A ces difficultés s'ajoutent des problèmes pour tisser des liens sociaux. Ainsi, les personnes en mal-être et les anxieux-dépressifs sévères sont "moins nombreux à déclarer avoir quelqu'un sur qui compter en cas de crise". Plus inquiétant : 62% des jeunes ayant des troubles sévères et près d'un étudiant sur cinq en mal-être (19%) ont récemment eu des idées suicidaires. "Il faut éviter que les troubles dépressifs ne s'installent dans la durée afin de prévenir le passage à l'acte", explique Dominique Monchablon, psychiatre et responsable du Relais étudiants lycéens de Paris (Fondation santé des étudiants de France).

Renforcer la médecine préventive

Cette étude apporte aussi un éclairage précis sur les conditions de vie des étudiants. Ceux qui sont "en situation de mal-être vivent plus chez leurs parents que les deux autres groupes". De plus, seul un étudiant sur deux présentant des troubles, quelle que soit leur sévérité, dispose de revenus suffisants pour financer ses études sans exercer d'activité professionnelle. "L'aggravation de la précarité pèse sur le moral des étudiants", rappelle la psychiatre.

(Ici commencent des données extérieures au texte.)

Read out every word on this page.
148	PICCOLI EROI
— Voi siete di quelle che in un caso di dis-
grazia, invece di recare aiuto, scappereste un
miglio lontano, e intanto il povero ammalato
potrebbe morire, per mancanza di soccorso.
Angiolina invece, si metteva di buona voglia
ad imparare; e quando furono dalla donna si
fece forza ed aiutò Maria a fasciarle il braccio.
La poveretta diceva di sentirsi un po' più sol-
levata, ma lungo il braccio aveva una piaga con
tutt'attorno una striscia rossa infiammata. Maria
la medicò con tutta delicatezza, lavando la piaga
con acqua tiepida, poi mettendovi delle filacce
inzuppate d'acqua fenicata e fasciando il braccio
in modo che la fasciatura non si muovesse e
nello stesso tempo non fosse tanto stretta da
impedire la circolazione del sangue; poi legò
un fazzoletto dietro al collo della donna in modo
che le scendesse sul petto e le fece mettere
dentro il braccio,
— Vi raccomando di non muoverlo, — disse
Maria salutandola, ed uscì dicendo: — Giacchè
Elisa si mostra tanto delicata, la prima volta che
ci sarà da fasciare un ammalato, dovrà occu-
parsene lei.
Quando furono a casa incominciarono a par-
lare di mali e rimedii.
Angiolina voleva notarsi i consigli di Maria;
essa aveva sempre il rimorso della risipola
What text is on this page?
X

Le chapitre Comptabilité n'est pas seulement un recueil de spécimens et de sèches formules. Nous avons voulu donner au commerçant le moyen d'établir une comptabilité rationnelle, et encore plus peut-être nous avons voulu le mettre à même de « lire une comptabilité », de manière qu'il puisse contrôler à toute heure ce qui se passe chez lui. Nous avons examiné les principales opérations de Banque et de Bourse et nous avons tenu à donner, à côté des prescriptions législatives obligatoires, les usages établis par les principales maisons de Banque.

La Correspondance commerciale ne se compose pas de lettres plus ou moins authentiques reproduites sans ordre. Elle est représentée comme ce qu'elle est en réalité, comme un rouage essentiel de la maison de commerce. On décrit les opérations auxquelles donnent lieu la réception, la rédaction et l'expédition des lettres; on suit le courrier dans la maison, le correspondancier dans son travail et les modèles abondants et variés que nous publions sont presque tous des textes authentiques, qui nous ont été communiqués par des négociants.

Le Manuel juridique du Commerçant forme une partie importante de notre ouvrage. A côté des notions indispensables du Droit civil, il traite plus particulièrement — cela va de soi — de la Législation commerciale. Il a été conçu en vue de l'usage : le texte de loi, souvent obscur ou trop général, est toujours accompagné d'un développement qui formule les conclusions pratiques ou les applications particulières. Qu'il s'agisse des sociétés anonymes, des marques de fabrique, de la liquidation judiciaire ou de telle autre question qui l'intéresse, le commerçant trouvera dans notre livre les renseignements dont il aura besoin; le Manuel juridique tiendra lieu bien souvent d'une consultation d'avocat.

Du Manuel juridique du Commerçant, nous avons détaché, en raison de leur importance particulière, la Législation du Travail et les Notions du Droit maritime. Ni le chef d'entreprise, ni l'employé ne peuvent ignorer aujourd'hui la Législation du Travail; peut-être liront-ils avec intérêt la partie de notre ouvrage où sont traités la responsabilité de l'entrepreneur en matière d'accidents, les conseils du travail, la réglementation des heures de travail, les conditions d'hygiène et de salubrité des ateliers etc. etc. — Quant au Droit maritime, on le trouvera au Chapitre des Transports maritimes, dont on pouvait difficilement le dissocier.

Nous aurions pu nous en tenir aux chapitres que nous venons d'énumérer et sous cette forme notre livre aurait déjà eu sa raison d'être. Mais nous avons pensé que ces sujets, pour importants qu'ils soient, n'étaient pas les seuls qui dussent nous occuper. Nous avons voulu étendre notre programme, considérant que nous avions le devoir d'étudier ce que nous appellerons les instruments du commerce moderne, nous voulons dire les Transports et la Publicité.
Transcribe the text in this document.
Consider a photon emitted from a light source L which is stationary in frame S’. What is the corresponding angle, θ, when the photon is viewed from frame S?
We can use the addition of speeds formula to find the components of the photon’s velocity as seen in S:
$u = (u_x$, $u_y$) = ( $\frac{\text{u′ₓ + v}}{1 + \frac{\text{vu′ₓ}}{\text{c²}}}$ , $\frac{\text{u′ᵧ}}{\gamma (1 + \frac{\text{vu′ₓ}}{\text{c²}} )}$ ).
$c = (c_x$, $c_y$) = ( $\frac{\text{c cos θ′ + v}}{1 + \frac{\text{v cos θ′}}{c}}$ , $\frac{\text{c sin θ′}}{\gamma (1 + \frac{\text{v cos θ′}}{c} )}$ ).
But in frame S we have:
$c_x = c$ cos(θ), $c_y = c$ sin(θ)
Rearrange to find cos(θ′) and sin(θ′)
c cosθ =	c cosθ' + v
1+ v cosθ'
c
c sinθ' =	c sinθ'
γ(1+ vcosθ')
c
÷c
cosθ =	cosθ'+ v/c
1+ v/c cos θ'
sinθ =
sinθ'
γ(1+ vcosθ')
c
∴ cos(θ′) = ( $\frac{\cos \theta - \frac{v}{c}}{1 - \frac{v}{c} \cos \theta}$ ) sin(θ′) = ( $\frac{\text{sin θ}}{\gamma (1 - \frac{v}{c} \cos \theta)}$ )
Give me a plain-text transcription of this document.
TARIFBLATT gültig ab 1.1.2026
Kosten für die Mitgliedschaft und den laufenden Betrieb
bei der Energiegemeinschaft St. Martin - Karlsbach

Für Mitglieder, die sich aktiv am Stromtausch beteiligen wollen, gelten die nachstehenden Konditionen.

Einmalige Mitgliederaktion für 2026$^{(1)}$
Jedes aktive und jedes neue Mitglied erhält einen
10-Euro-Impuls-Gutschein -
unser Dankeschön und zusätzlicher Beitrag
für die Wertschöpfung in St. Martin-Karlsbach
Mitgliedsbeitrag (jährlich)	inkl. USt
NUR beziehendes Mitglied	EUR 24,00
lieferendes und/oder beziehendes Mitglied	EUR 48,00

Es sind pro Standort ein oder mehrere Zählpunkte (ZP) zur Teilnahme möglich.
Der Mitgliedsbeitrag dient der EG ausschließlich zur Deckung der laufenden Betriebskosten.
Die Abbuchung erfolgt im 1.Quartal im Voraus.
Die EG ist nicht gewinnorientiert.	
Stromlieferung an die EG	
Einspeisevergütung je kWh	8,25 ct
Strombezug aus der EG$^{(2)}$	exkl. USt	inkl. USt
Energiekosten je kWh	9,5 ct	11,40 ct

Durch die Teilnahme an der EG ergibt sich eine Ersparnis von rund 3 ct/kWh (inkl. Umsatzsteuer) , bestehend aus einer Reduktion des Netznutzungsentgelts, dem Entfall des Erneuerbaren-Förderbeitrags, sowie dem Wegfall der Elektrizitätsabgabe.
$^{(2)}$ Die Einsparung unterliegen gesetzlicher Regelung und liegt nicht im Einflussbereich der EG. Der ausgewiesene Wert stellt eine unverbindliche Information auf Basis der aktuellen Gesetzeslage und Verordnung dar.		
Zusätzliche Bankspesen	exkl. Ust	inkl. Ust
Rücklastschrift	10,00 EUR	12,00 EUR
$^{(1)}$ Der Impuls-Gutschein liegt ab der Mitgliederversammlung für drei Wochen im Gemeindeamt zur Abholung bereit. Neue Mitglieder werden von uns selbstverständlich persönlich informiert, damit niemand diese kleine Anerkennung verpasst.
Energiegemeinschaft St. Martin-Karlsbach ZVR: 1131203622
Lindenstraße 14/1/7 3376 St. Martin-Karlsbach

Ces résultats légitiment l'action de la LMDE pour améliorer la santé des étudiants. En matière d'accès aux soins, cette mutuelle souhaite développer des structures d'accueil et de proximité où les étudiants pourraient raconter leurs souffrances. "Nous sommes en attente d'une refonte des services de médecine préventive universitaire", souligne Damien Berthilier.

Mais pour cela, il est nécessaire d'augmenter les moyens humains et financiers. Le budget de "1 ou 2 millions d'euros" consacré à la médecine préventive dans le projet de loi de financement de la Sécurité sociale (PLFSS) pour 2008 "ne suffit pas", déplore Damien Berthilier.